Finance Ministry relaxes overseas borrowing norms

23 Aug 2012 Evaluate

In a move to allow easier cheap dollar funding, Finance Ministry has decided to further ease the norms for raising external commercial borrowing (ECBs) by domestic firms, particularly those in the realty sector. The high-level committee on ECBs, which met on Wednesday, although kept the overall window for ECBs unchanged at the current $40 billion, it allowed for the first time cash-starved micro, small and medium enterprises (MSME) to access such funds. The committee has allowed MSMEs to indirectly access such funds through Small Industries Development Bank of India (SIDBI), besides easing the refinancing norms for infrastructure and manufacturing firms.
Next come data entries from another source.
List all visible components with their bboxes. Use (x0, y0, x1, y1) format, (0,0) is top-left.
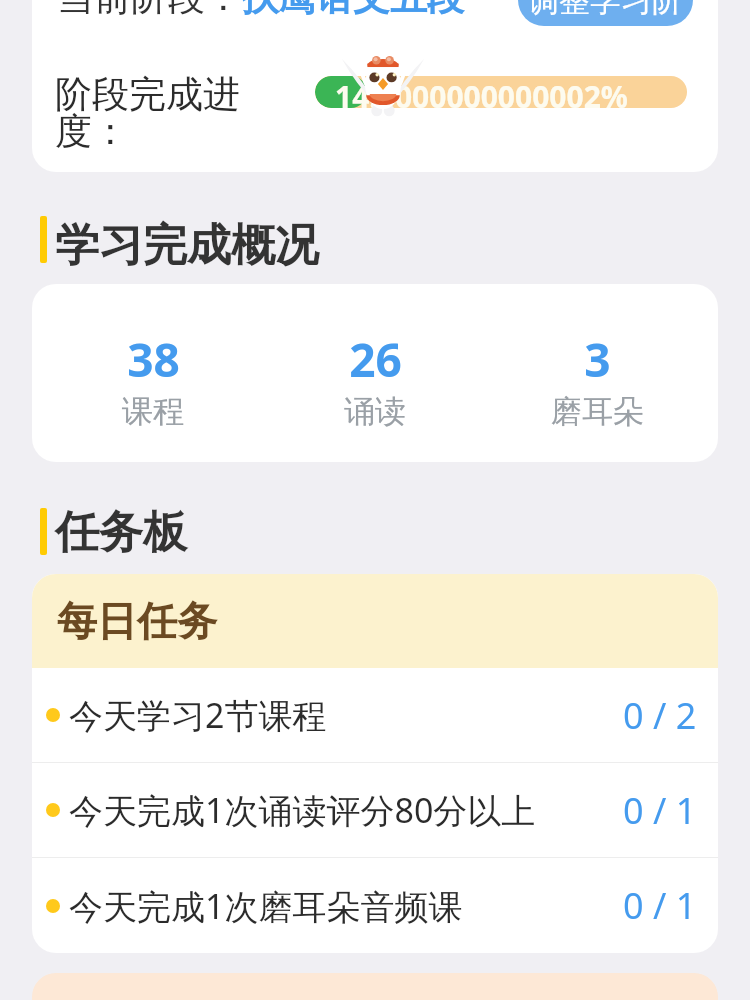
button[interactable]: 今天完成1次磨耳朵音频课 (32, 858, 718, 953)
other: Mascot (344, 51, 422, 117)
button[interactable]: 今天完成1次诵读评分80分以上 (32, 763, 718, 857)
staticText: 诵读 (344, 392, 406, 431)
staticText: 26 (349, 328, 402, 391)
button[interactable]: 今天学习2节课程 (32, 668, 718, 762)
staticText: 3 (584, 328, 611, 391)
button[interactable]: 38 (42, 284, 264, 462)
staticText: 今天完成1次磨耳朵音频课 (69, 883, 463, 929)
staticText: 阶段完成进 度： (55, 71, 240, 155)
staticText: 扶鹰语文五段 (242, 0, 464, 21)
staticText: 0 / 1 (623, 786, 697, 835)
staticText: 学习完成概况 (55, 218, 319, 273)
staticText: 当前阶段： (57, 0, 242, 21)
staticText: 课程 (122, 392, 184, 431)
staticText: 磨耳朵 (551, 392, 644, 431)
button[interactable]: 3 (486, 284, 708, 462)
staticText: 0 / 2 (623, 691, 697, 740)
button[interactable]: 26 (264, 284, 486, 462)
staticText: 调整学习阶 (528, 0, 683, 20)
staticText: 今天完成1次诵读评分80分以上 (69, 787, 536, 833)
staticText: 38 (127, 328, 180, 391)
staticText: 14.0000000000002% (335, 76, 628, 108)
button[interactable]: 调整学习阶 (518, 0, 693, 26)
staticText: 每日任务 (57, 596, 217, 646)
staticText: 今天学习2节课程 (69, 692, 327, 738)
staticText: 0 / 1 (623, 881, 697, 930)
staticText: 任务板 (55, 505, 187, 560)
As per the new norms, the companies could now borrow up to 75% of the forex earnings of the last three years, against the earlier cap of 50%. In addition, special purpose vehicles (SPVs) of these companies incorporated over a year ago will also be eligible to tap this route to raise resources at a lower cost.
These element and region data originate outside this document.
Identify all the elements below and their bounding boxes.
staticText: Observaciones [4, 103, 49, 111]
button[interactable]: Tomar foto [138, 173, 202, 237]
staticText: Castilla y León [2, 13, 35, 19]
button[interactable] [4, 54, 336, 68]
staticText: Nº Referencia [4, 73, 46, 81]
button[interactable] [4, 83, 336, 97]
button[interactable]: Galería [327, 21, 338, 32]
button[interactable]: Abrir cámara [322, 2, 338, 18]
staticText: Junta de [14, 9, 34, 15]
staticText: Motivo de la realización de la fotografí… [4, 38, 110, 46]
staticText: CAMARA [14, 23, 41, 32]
Further, the committee also has permitted eligible non-resident entities (NREs) to provide credit enhancement to the issue of rupee bonds by all Indian companies. FII’s have now been permitted to invest up to $5 billion in these bonds, which stays well within the overall corporate bond limit of $45 billion. The minimum maturity period of such bonds has been reduced to three years from the present seven years maturity period.

The rule relaxation is in backdrop of finance ministry's drive to prop up manufacturing activity and boost infrastructure construction, which are termed as engine of growth for the Indian economy. However, the finance ministry will finalize upon these liberalized norms for these borrowings in consultation with the Reserve Bank of India (RBI).